Here Molly Greene moves beyond the hostile "Christian" versus "Muslim"
divide that has colored many historical interpretations of the early
modern Mediterranean, and reveals a society with a far richer set of
cultural and social dynamics. She focuses on Crete, which the Ottoman
Empire wrested from Venetian control in 1669. Historians of Europe have
traditionally viewed the victory as a watershed, the final step in the
Muslim conquest of the eastern Mediterranean and the obliteration of
Crete's thriving Latin-based culture. But to what extent did the
conquest actually change life on Crete? Greene brings a new perspective
to bear on this episode, and on the eastern Mediterranean in general.

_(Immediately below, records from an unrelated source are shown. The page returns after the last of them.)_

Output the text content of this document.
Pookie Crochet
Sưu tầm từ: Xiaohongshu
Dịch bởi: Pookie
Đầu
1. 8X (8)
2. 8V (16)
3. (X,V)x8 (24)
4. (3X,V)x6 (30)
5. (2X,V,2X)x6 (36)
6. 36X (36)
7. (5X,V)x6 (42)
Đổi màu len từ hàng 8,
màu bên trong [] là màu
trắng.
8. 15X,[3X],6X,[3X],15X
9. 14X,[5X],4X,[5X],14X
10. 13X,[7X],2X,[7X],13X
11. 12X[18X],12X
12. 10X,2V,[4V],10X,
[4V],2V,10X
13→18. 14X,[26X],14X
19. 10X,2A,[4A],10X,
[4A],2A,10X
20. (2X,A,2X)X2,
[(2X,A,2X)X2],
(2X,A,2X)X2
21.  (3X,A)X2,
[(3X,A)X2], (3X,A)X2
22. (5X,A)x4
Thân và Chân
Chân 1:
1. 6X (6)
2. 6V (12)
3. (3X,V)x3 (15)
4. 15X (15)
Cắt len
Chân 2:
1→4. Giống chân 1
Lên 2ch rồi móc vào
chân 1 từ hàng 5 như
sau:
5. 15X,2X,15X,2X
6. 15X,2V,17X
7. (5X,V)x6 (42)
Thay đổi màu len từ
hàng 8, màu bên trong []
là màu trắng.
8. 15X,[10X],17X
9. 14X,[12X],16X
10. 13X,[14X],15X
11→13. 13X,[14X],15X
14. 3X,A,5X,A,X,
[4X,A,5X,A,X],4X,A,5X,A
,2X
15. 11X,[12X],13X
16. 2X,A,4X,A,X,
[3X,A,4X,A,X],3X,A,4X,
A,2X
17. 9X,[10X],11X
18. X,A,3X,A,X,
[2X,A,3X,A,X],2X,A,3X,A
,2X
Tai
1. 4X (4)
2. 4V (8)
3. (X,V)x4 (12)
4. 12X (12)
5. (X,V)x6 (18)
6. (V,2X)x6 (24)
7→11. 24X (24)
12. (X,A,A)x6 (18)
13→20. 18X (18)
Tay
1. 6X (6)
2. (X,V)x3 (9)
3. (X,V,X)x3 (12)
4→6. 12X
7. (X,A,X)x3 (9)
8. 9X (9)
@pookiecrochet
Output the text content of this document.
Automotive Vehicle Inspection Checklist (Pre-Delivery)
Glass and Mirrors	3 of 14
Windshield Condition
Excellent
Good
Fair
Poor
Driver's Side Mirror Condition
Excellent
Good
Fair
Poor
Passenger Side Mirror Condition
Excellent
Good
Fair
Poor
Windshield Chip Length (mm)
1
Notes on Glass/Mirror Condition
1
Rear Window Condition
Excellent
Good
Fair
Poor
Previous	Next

She argues that no sharp divide separated the Venetian and Ottoman eras
because the Cretans were already part of a world where Latin Christians,
Muslims, and Eastern Orthodox Christians had been intermingling for
several centuries, particularly in the area of commerce.
Greene also notes that the Ottoman conquest of Crete represented not
only the extension of Muslim rule to an island that once belonged to a
Christian power, but also the strengthening of Eastern Orthodoxy at the
expense of Latin Christianity, and ultimately the Orthodox reconquest of
the eastern Mediterranean. Greene concludes that despite their religious
differences, both the Venetian Republic and the Ottoman Empire
represented the ancien régime in the Mediterranean, which accounts for
numerous similarities between Venetian and Ottoman Crete. The true push
for change in the region would come later from Northern Europe.